Each criterion produces one Score row per scored turn, with its own numeric value and short reasoning. All criteria for one judge are evaluated in a single LLM call, so adding criteria to a judge doesn't multiply cost.
Scoring shape
Every score is an integer in 0..=10 with a one-sentence reasoning.
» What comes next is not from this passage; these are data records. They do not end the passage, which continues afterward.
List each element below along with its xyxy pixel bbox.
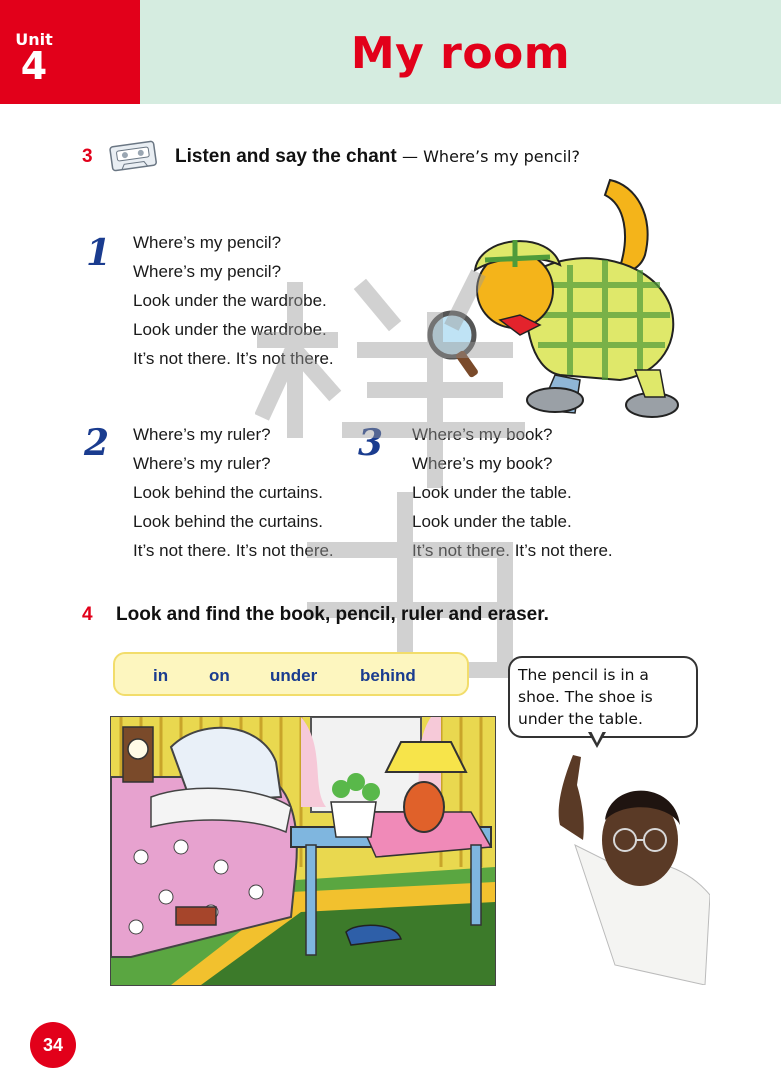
unit-badge	[0, 0, 140, 104]
preposition-word-bar	[113, 652, 469, 696]
find-heading: Look and find the book, pencil, ruler and eraser.	[116, 604, 549, 625]
verse-2	[133, 420, 334, 565]
word-chip: behind	[360, 666, 416, 685]
verse-line: Look behind the curtains.	[133, 483, 323, 502]
section-number: 3	[82, 146, 93, 167]
page-title: My room	[350, 28, 571, 79]
verse-line: Where’s my ruler?	[133, 454, 271, 473]
verse-line: Where’s my ruler?	[133, 425, 271, 444]
verse-number: 1	[86, 232, 112, 274]
word-chip: on	[209, 666, 230, 685]
verse-line: Look behind the curtains.	[133, 512, 323, 531]
chant-subtitle: — Where’s my pencil?	[402, 147, 580, 166]
verse-line: Look under the table.	[412, 483, 572, 502]
verse-line: It’s not there. It’s not there.	[133, 541, 334, 560]
verse-line: Look under the wardrobe.	[133, 291, 327, 310]
speech-bubble-tail-fill	[591, 731, 603, 743]
verse-line: Where’s my book?	[412, 454, 553, 473]
bedroom-illustration	[110, 716, 496, 986]
verse-line: Where’s my pencil?	[133, 262, 282, 281]
word-chip: in	[153, 666, 169, 685]
verse-line: Where’s my pencil?	[133, 233, 282, 252]
cassette-tape-icon[interactable]	[108, 138, 158, 172]
section-heading	[175, 146, 580, 168]
word-chip: under	[270, 666, 318, 685]
verse-line: Where’s my book?	[412, 425, 553, 444]
detective-cat-illustration	[420, 175, 690, 430]
verse-number: 3	[358, 422, 384, 464]
verse-line: Look under the wardrobe.	[133, 320, 327, 339]
verse-line: It’s not there. It’s not there.	[133, 349, 334, 368]
verse-line: Look under the table.	[412, 512, 572, 531]
speech-bubble-text: The pencil is in a shoe. The shoe is under the table.	[518, 666, 653, 728]
speech-bubble	[508, 656, 698, 738]
chant-heading: Listen and say the chant	[175, 146, 397, 167]
unit-label: Unit	[15, 30, 53, 49]
section-number: 4	[82, 604, 93, 625]
unit-number: 4	[20, 44, 48, 88]
boy-pointing-photo	[555, 745, 710, 985]
verse-3	[412, 420, 613, 565]
verse-number: 2	[84, 422, 110, 464]
verse-line: It’s not there. It’s not there.	[412, 541, 613, 560]
verse-1	[133, 228, 334, 373]
page-number: 34	[30, 1022, 76, 1068]
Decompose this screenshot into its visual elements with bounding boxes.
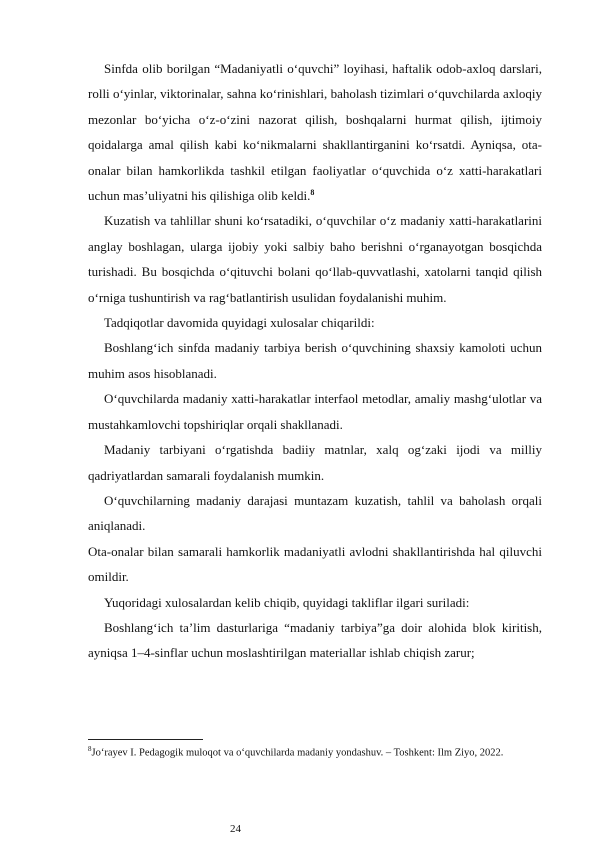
footnote-text: Jo‘rayev I. Pedagogik muloqot va o‘quvchilarda madaniy yondashuv. – Toshkent: Ilm Ziyo, 2022.	[91, 747, 504, 759]
paragraph: Kuzatish va tahlillar shuni ko‘rsatadiki, o‘quvchilar o‘z madaniy xatti-harakatlarini anglay boshlagan, ularga ijobiy yoki salbiy baho berishni o‘rganayotgan bosqichda turishadi. Bu bosqichda o‘qituvchi bolani qo‘llab-quvvatlashi, xatolarni tanqid qilish o‘rniga tushuntirish va rag‘batlantirish usulidan foydalanishi muhim.	[88, 213, 542, 305]
conclusion-item: O‘quvchilarda madaniy xatti-harakatlar interfaol metodlar, amaliy mashg‘ulotlar va mustahkamlovchi topshiriqlar orqali shakllanadi.	[88, 391, 542, 432]
footnote-marker: 8	[88, 745, 92, 753]
body-text	[88, 56, 542, 666]
footnote-divider	[88, 739, 203, 740]
conclusion-item: Ota-onalar bilan samarali hamkorlik madaniyatli avlodni shakllantirishda hal qiluvchi omildir.	[88, 543, 542, 585]
paragraph-text: Sinfda olib borilgan “Madaniyatli o‘quvchi” loyihasi, haftalik odob-axloq darslari, rolli o‘yinlar, viktorinalar, sahna ko‘rinishlari, baholash tizimlari o‘quvchilarda axloqiy mezonlar bo‘yicha o‘z-o‘zini nazorat qilish, boshqalarni hurmat qilish, ijtimoiy qoidalarga amal qilish kabi ko‘nikmalarni shakllantirganini ko‘rsatdi. Ayniqsa, ota-onalar bilan hamkorlikda tashkil etilgan faoliyatlar o‘quvchida o‘z xatti-harakatlari uchun mas’uliyatni his qilishiga olib keldi.	[88, 61, 542, 204]
conclusion-item: Madaniy tarbiyani o‘rgatishda badiiy matnlar, xalq og‘zaki ijodi va milliy qadriyatlardan samarali foydalanish mumkin.	[88, 442, 542, 483]
page-number: 24	[230, 823, 241, 835]
conclusion-item: Boshlang‘ich sinfda madaniy tarbiya berish o‘quvchining shaxsiy kamoloti uchun muhim asos hisoblanadi.	[88, 340, 542, 381]
paragraph: Tadqiqotlar davomida quyidagi xulosalar chiqarildi:	[104, 315, 375, 331]
proposal-item: Boshlang‘ich ta’lim dasturlariga “madaniy tarbiya”ga doir alohida blok kiritish, ayniqsa 1–4-sinflar uchun moslashtirilgan materiallar ishlab chiqish zarur;	[88, 619, 542, 661]
conclusion-item: O‘quvchilarning madaniy darajasi muntazam kuzatish, tahlil va baholash orqali aniqlanadi.	[88, 492, 542, 534]
paragraph: Yuqoridagi xulosalardan kelib chiqib, quyidagi takliflar ilgari suriladi:	[104, 594, 470, 610]
footnote-ref[interactable]: 8	[310, 188, 315, 198]
footnote	[88, 742, 542, 761]
paragraph	[88, 56, 542, 208]
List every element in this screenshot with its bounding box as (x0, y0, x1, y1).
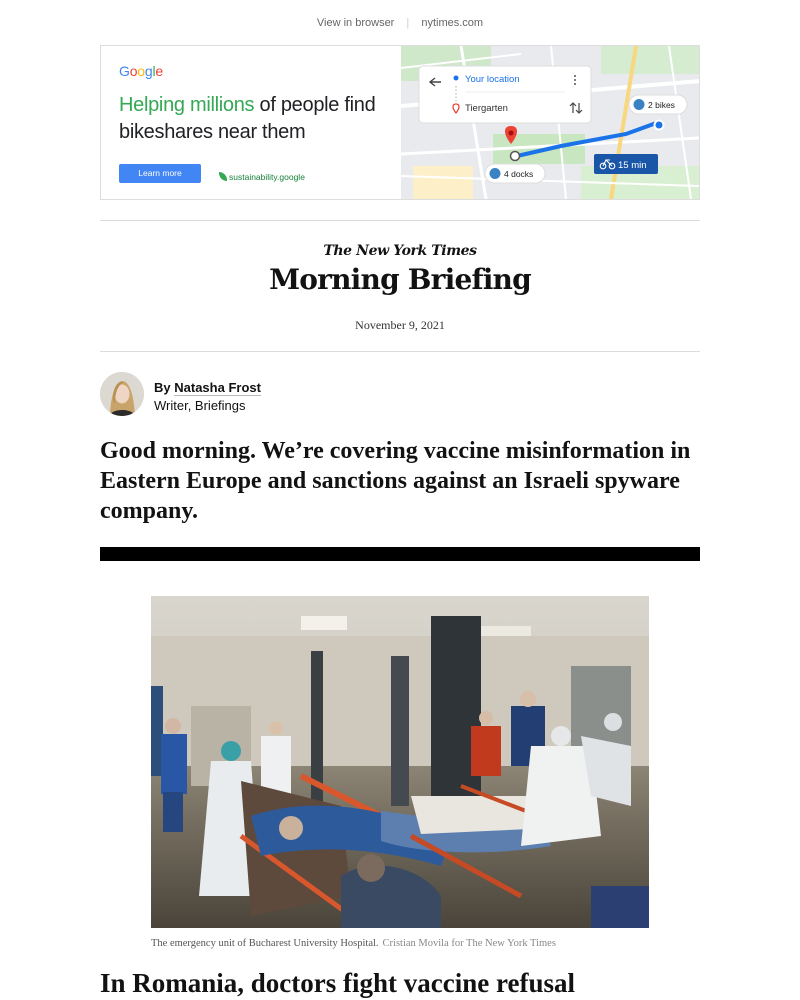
learn-more-button[interactable]: Learn more (119, 164, 201, 183)
hospital-photo[interactable] (151, 596, 649, 928)
bikes-chip (629, 95, 687, 114)
route-to: Tiergarten (465, 103, 508, 114)
masthead (0, 243, 800, 296)
photo-caption (151, 938, 671, 949)
google-ad-banner[interactable] (100, 45, 700, 200)
view-in-browser-link[interactable]: View in browser (316, 17, 395, 29)
location-dot-icon (454, 76, 459, 81)
duration-chip (594, 154, 658, 174)
byline-prefix: By (154, 380, 171, 395)
ad-headline-rest: of people find bikeshares near them (119, 94, 376, 143)
top-links (0, 17, 800, 29)
author-line (154, 380, 261, 395)
photo-credit: Cristian Movila for The New York Times (382, 938, 556, 949)
author-name-link[interactable]: Natasha Frost (174, 380, 261, 395)
docks-count: 4 docks (504, 169, 534, 179)
divider-top (100, 220, 700, 221)
ad-map (401, 46, 700, 199)
divider-bottom (100, 351, 700, 352)
avatar (100, 372, 144, 416)
nyt-logo[interactable]: The New York Times (323, 243, 477, 259)
ad-text-panel (101, 46, 401, 199)
issue-date: November 9, 2021 (355, 318, 445, 332)
google-logo: Google (119, 63, 163, 79)
sustainability-label: sustainability.google (229, 172, 305, 182)
bikes-count: 2 bikes (648, 100, 675, 110)
caption-text: The emergency unit of Bucharest University Hospital. (151, 938, 379, 949)
docks-chip (485, 164, 545, 183)
ad-headline (119, 92, 399, 146)
section-bar (100, 547, 700, 561)
intro-text: Good morning. We’re covering vaccine misinformation in Eastern Europe and sanctions against an Israeli spyware company. (100, 438, 691, 524)
sustainability-link[interactable] (219, 172, 305, 182)
article-headline[interactable]: In Romania, doctors fight vaccine refusal (100, 968, 575, 998)
leaf-icon (219, 172, 227, 181)
nytimes-link[interactable]: nytimes.com (421, 17, 484, 29)
duration-label: 15 min (618, 160, 647, 171)
ad-headline-highlight: Helping millions (119, 94, 255, 116)
separator: | (406, 17, 410, 29)
author-role: Writer, Briefings (154, 398, 246, 413)
route-from: Your location (465, 74, 520, 85)
newsletter-title: Morning Briefing (269, 263, 531, 296)
route-card (419, 66, 591, 123)
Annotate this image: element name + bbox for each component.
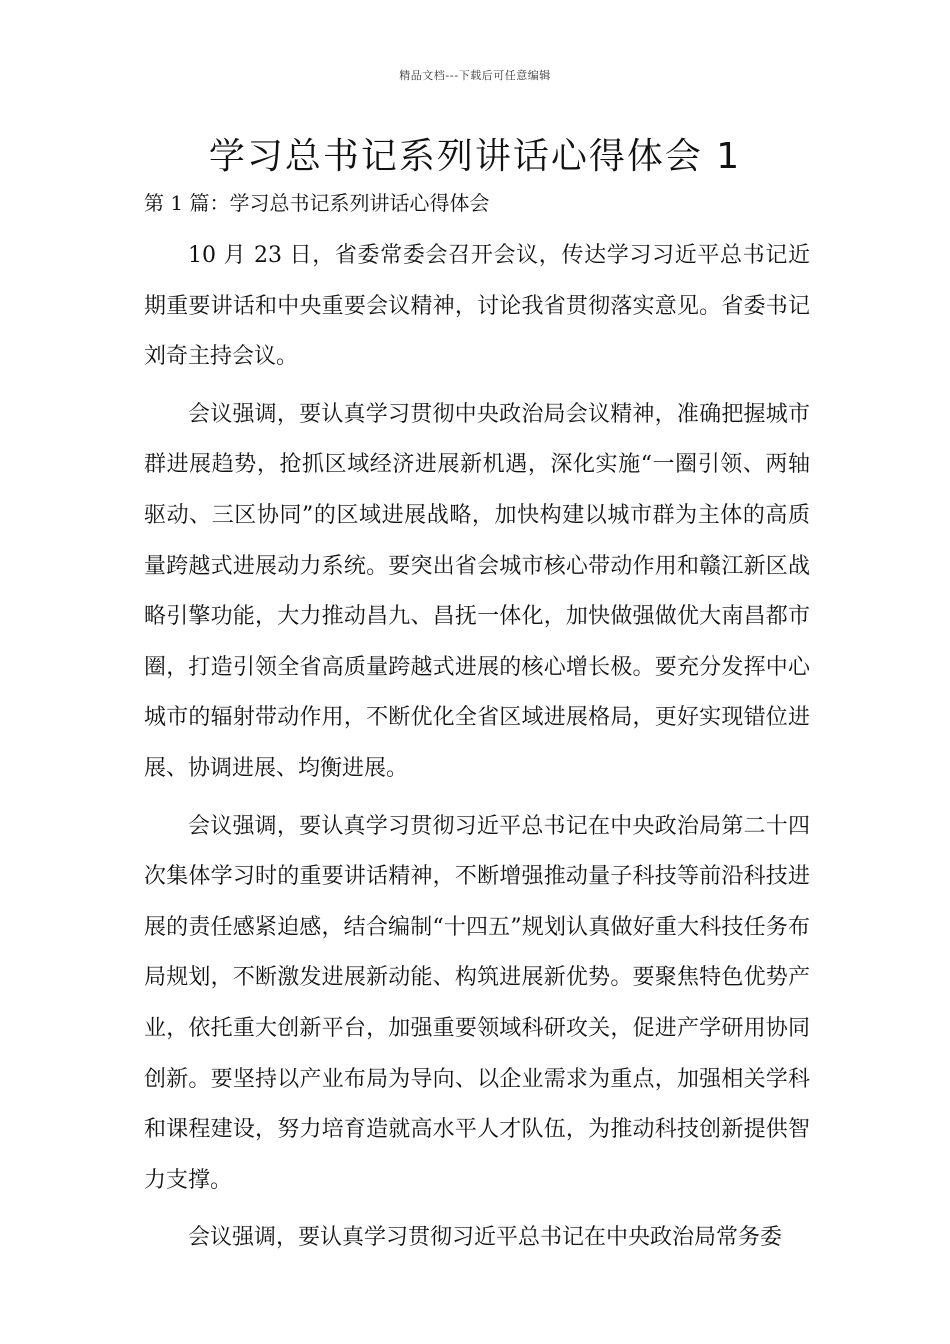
paragraph: 会议强调，要认真学习贯彻习近平总书记在中央政治局第二十四次集体学习时的重要讲话精神，不断增强推动量子科技等前沿科技进展的责任感紧迫感，结合编制“十四五”规划认真做好重大科技任务布局规划，不断激发进展新动能、构筑进展新优势。要聚焦特色优势产业，依托重大创新平台，加强重要领域科研攻关，促进产学研用协同创新。要坚持以产业布局为导向、以企业需求为重点，加强相关学科和课程建设，努力培育造就高水平人才队伍，为推动科技创新提供智力支撑。 — [144, 813, 810, 1193]
document-body — [144, 231, 810, 1271]
header-note: 精品文档---下载后可任意编辑 — [399, 69, 551, 82]
paragraph: 会议强调，要认真学习贯彻中央政治局会议精神，准确把握城市群进展趋势，抢抓区域经济进展新机遇，深化实施“一圈引领、两轴驱动、三区协同”的区域进展战略，加快构建以城市群为主体的高质量跨越式进展动力系统。要突出省会城市核心带动作用和赣江新区战略引擎功能，大力推动昌九、昌抚一体化，加快做强做优大南昌都市圈，打造引领全省高质量跨越式进展的核心增长极。要充分发挥中心城市的辐射带动作用，不断优化全省区域进展格局，更好实现错位进展、协调进展、均衡进展。 — [144, 401, 810, 781]
document-subtitle: 第 1 篇：学习总书记系列讲话心得体会 — [144, 191, 490, 215]
paragraph: 10 月 23 日，省委常委会召开会议，传达学习习近平总书记近期重要讲话和中央重要会议精神，讨论我省贯彻落实意见。省委书记刘奇主持会议。 — [144, 243, 810, 370]
paragraph: 会议强调，要认真学习贯彻习近平总书记在中央政治局常务委 — [188, 1225, 783, 1251]
document-title: 学习总书记系列讲话心得体会 1 — [208, 136, 742, 177]
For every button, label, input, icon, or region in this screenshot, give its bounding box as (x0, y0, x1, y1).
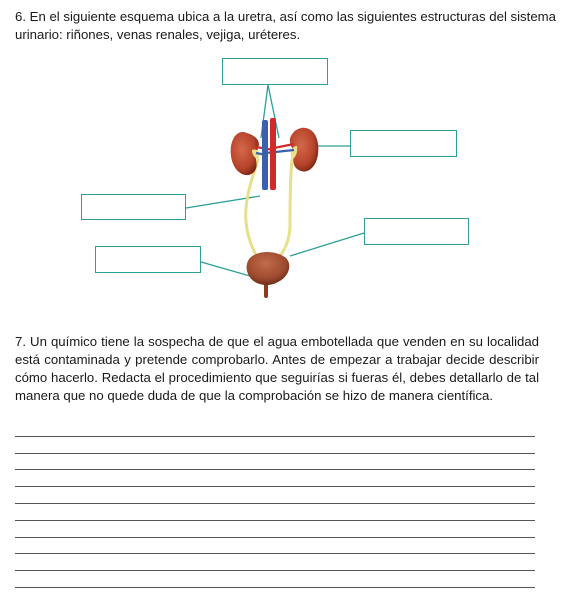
answer-box-left-upper[interactable] (81, 194, 186, 220)
question-7-text: 7. Un químico tiene la sospecha de que el agua embotellada que venden en su localidad está contaminada y pretende comprobarlo. Antes de empezar a trabajar decide describir cómo hacerlo. Redacta el procedimiento que seguirías si fueras él, debes detallarlo de tal manera que no quede duda de que la comprobación se hizo de manera científica. (15, 334, 539, 403)
ureter-right (278, 160, 292, 258)
renal-artery-right (274, 144, 294, 148)
bladder (247, 252, 290, 285)
leader-line-left-2 (201, 262, 250, 276)
answer-line[interactable] (15, 454, 535, 471)
answer-line[interactable] (15, 420, 535, 437)
answer-box-right-lower[interactable] (364, 218, 469, 245)
leader-line-right-2 (290, 233, 364, 256)
answer-box-top[interactable] (222, 58, 328, 85)
answer-box-right-upper[interactable] (350, 130, 457, 157)
answer-line[interactable] (15, 554, 535, 571)
ureters (246, 160, 292, 258)
answer-box-left-lower[interactable] (95, 246, 201, 273)
answer-line[interactable] (15, 538, 535, 555)
aorta (270, 118, 276, 190)
answer-line[interactable] (15, 504, 535, 521)
urinary-system-diagram (0, 50, 584, 310)
answer-line[interactable] (15, 487, 535, 504)
answer-line[interactable] (15, 470, 535, 487)
answer-line[interactable] (15, 437, 535, 454)
question-6-text: 6. En el siguiente esquema ubica a la uretra, así como las siguientes estructuras del sistema urinario: riñones, venas renales, vejiga, uréteres. (15, 9, 556, 42)
answer-line[interactable] (15, 571, 535, 588)
answer-line[interactable] (15, 521, 535, 538)
answer-lines (15, 420, 535, 588)
vena-cava (262, 120, 268, 190)
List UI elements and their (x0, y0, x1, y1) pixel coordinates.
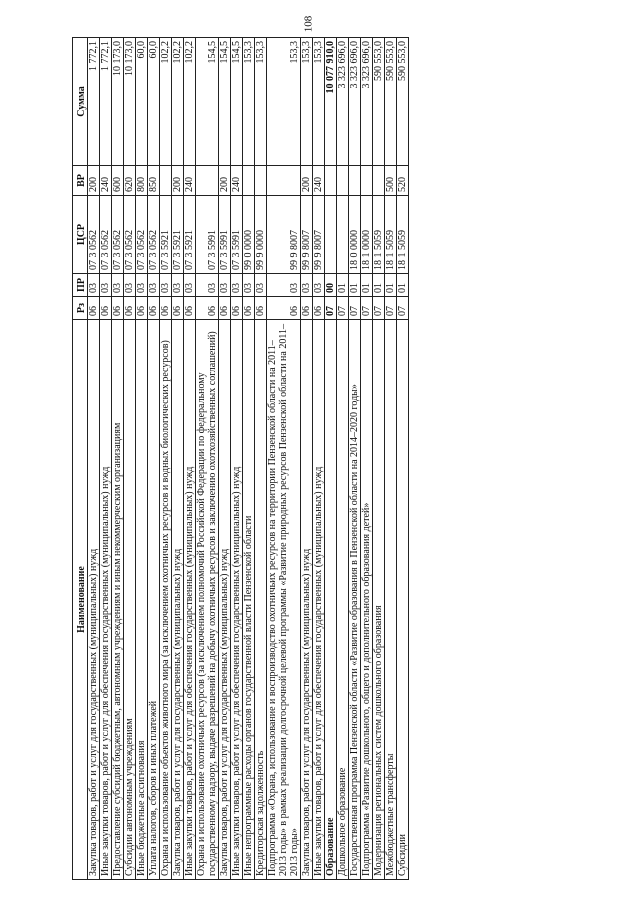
cell-vr (196, 166, 219, 196)
cell-sum: 590 553,0 (397, 38, 409, 166)
cell-rz: 06 (148, 297, 160, 320)
cell-vr: 200 (172, 166, 184, 196)
cell-name: Иные бюджетные ассигнования (136, 320, 148, 880)
cell-rz: 06 (136, 297, 148, 320)
cell-pr: 01 (337, 274, 349, 297)
cell-name: Образование (325, 320, 337, 880)
cell-sum: 60,0 (136, 38, 148, 166)
cell-name: Иные закупки товаров, работ и услуг для обеспечения государственных (муниципальных) нужд (184, 320, 196, 880)
table-row (255, 38, 267, 880)
cell-csr: 99 0 0000 (243, 196, 255, 274)
cell-pr: 01 (385, 274, 397, 297)
cell-rz: 06 (100, 297, 112, 320)
cell-name: Иные закупки товаров, работ и услуг для обеспечения государственных (муниципальных) нужд (231, 320, 243, 880)
cell-name: Закупка товаров, работ и услуг для государственных (муниципальных) нужд (172, 320, 184, 880)
table-row (243, 38, 255, 880)
cell-vr: 240 (184, 166, 196, 196)
cell-pr: 03 (136, 274, 148, 297)
cell-vr: 520 (397, 166, 409, 196)
table-row (172, 38, 184, 880)
cell-pr: 03 (267, 274, 301, 297)
table-row (184, 38, 196, 880)
cell-rz: 06 (267, 297, 301, 320)
cell-vr (337, 166, 349, 196)
page-number: 108 (302, 15, 315, 33)
cell-rz: 06 (243, 297, 255, 320)
table-row (313, 38, 325, 880)
cell-rz: 06 (231, 297, 243, 320)
cell-sum: 1 772,1 (100, 38, 112, 166)
cell-vr: 850 (148, 166, 160, 196)
cell-sum: 590 553,0 (385, 38, 397, 166)
header-name: Наименование (73, 320, 88, 880)
cell-sum: 3 323 696,0 (349, 38, 361, 166)
cell-vr: 600 (112, 166, 124, 196)
cell-name: Иные закупки товаров, работ и услуг для обеспечения государственных (муниципальных) нужд (100, 320, 112, 880)
cell-sum: 153,3 (255, 38, 267, 166)
cell-rz: 07 (325, 297, 337, 320)
cell-name: Дошкольное образование (337, 320, 349, 880)
table-row (100, 38, 112, 880)
cell-vr (243, 166, 255, 196)
cell-pr: 03 (231, 274, 243, 297)
cell-csr: 99 9 8007 (313, 196, 325, 274)
cell-csr: 07 3 0562 (100, 196, 112, 274)
cell-name: Кредиторская задолженность (255, 320, 267, 880)
cell-name: Государственная программа Пензенской области «Развитие образования в Пензенской области на 2014–2020 годы» (349, 320, 361, 880)
cell-sum: 153,3 (243, 38, 255, 166)
cell-rz: 06 (184, 297, 196, 320)
cell-sum: 590 553,0 (373, 38, 385, 166)
cell-pr: 03 (112, 274, 124, 297)
cell-sum: 153,3 (267, 38, 301, 166)
cell-vr: 500 (385, 166, 397, 196)
cell-rz: 07 (361, 297, 373, 320)
cell-csr: 99 9 8007 (267, 196, 301, 274)
cell-name: Подпрограмма «Развитие дошкольного, общего и дополнительного образования детей» (361, 320, 373, 880)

Coulisse forces this shape through the preamble and parses the judge's JSON reply — you don't configure it.
If you need a different scale (e.g. boolean pass/fail, categorical), that will arrive as a future scale: field; the default stays numeric 0-10.
Sampling
sampling_rate controls what fraction of turns are scored.
| Value | Meaning |
|---|---|
1.0 (default) | Score every turn. |
0.1 | Roughly 10% of turns. |
0.0 | Never score (useful to park a judge without deleting it). |
The draw is independent per turn, per judge. Over many turns the scored fraction converges on the configured rate. Lower rates save tokens for expensive judges; broad cheap judges can run at 1.0.
Choosing a judge model
Pick a model that's different from the agent being scored whenever you can. A judge scoring its own output is biased — a cheap cross-provider judge (e.g. gpt-4o-mini judging a Claude agent, or vice versa) is usually closer to neutral.
Strong, slow models make sense for low-volume deep checks (sampling_rate: 0.1). Cheap, fast models make sense for high-volume broad checks (sampling_rate: 1.0).
Multiple judges per agent
Stack judges to get different dimensions at different cost points:
agents:
- name: assistant
provider: anthropic
model: claude-sonnet-4-5-20250929
judges: [broad_check, deep_audit]
judges:
- name: broad_check
provider: openai
model: gpt-4o-mini
sampling_rate: 1.0
rubrics:
helpfulness: Whether the user's question was answered.
tone: Politeness and tone.
- name: deep_audit
provider: anthropic
model: claude-opus-4
sampling_rate: 0.05 # 5% of turns, expensive
rubrics:
accuracy: Factual accuracy, including references and claims.
safety: Harmful, biased, or unsafe content.
Each judge is independent — its own model, rate, and rubric set. A turn can end up with zero, one, or both of these judges scoring it, depending on the sampling draw.
Viewing scores
The studio UI at /admin/ now shows a Scores panel per user. It surfaces two things:
- Averages — mean score per
(judge, criterion)across every turn the user has had, with sample count. - Recent — the most recent individual scores with reasoning.
Validation at startup
Coulisse fails fast on:
- A judge referencing a provider that's not declared under
providers:. - A judge with no rubrics.
- A
sampling_rateoutside[0.0, 1.0]. - An agent referencing a judge name that doesn't exist.
Any violation aborts startup with a message naming the offending judge or agent.
Cost control
Two knobs matter:
sampling_rate— the easy one. Halve it, halve the judge bill.- Judge model — the big one. A
gpt-4o-minijudge at 100% sampling often costs less than agpt-4ojudge at 10%. Pick the cheapest model that gives you a stable signal.
A useful pattern is to run a cheap judge at 100% and a strong judge at a small fraction — the cheap one catches the broad signal, the strong one spot-checks the hardest cases.